EMI acquisition ‘could reduce choice for creators’ warns BASCA

The British Academy of Songwriters, Composers and Authors (BASCA) has raised concerns over Sony’s bid to acquire EMI Music Publishing, saying it will create a ‘major superpower’.

Anita Awbi
  • By Anita Awbi
  • 1 Oct 2018
  • min read
The British Academy of Songwriters, Composers and Authors (BASCA) has raised concerns over Sony’s bid to acquire EMI Music Publishing, saying it will create a ‘major superpower’.

Sony is currently seeking approval from the European Commission for its acquisition of EMI Music Publishing.

But, as the largest music publisher in the world, and the second biggest music label, BASCA has warned the merger ‘would limit creator choice and could potentially undermine the future autonomy of creator rights’.

If the sale goes through, Sony stands to nearly double its publishing catalogue, growing from 2.16 million to 4.21 million compositions.

BASCA said the move would create a ‘major superpower with new capability to dominate licensing markets’ and raise serious implications for the autonomy of collective rights management.

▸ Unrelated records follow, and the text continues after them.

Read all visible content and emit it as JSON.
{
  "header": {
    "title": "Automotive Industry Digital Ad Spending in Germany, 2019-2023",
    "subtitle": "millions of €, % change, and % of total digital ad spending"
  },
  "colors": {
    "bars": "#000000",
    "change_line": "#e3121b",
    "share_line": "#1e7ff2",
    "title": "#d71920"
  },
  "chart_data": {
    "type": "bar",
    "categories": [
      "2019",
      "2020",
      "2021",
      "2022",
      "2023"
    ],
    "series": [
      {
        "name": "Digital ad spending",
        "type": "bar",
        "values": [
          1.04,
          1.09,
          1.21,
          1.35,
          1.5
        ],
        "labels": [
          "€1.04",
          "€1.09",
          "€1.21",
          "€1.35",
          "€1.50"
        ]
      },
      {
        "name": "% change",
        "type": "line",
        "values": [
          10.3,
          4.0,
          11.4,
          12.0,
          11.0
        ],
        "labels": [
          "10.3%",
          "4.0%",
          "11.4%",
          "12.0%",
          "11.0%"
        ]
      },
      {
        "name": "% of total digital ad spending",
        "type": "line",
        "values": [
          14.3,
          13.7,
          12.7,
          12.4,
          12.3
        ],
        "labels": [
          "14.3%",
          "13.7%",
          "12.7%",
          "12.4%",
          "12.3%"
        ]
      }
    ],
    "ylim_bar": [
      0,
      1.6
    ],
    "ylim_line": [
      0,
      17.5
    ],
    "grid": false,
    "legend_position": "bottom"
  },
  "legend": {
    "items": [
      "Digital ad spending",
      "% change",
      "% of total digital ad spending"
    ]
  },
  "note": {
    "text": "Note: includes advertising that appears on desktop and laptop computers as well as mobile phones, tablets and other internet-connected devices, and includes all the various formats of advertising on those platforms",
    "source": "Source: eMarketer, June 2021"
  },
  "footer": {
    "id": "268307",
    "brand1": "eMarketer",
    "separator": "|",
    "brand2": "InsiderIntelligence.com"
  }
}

Instead, the academy is calling for the Sony transaction to be blocked in favour of EMI being run as a standalone business, or else combined with smaller music companies to guarantee a fair and competitive market for European talent.

Crispin Hunt (pictured above), songwriter and chair of BASCA, said: ‘At a time when the EU is looking to restore a balanced, diverse and competitive online marketplace for music, to allow the concentration of market leverage in this way seems antithetical to that purpose.

‘As yet, there appears little evidence that the (unchallengeable dogma of the) market-share-music-model will successfully deliver the flourishing musical environment that consumers desire.

‘Sony is a great music company; indeed they acquired, publish and service much of my catalogue. But if we are to heed the economic lessons of “too big to fail”, it seems incautious to concede near absolute control of the music market to one player. Setting up the music ecosystem so that it once again runs on competition as opposed to oligopoly is the key to a flourishing market, both online and off.’

Commenting on behalf of the BASCA songwriters committee, Helienne Lindvall added: ‘Creators should expect that their copyrights will be known to the publisher and exploited fully. They should also expect their publishers to work closely with them on a personal level to develop their careers.

‘The opposite has been found to be true for songwriters and composers – including myself – when their rights are transferred from their original publisher to a corporation such as Sony, in merging vast catalogues.’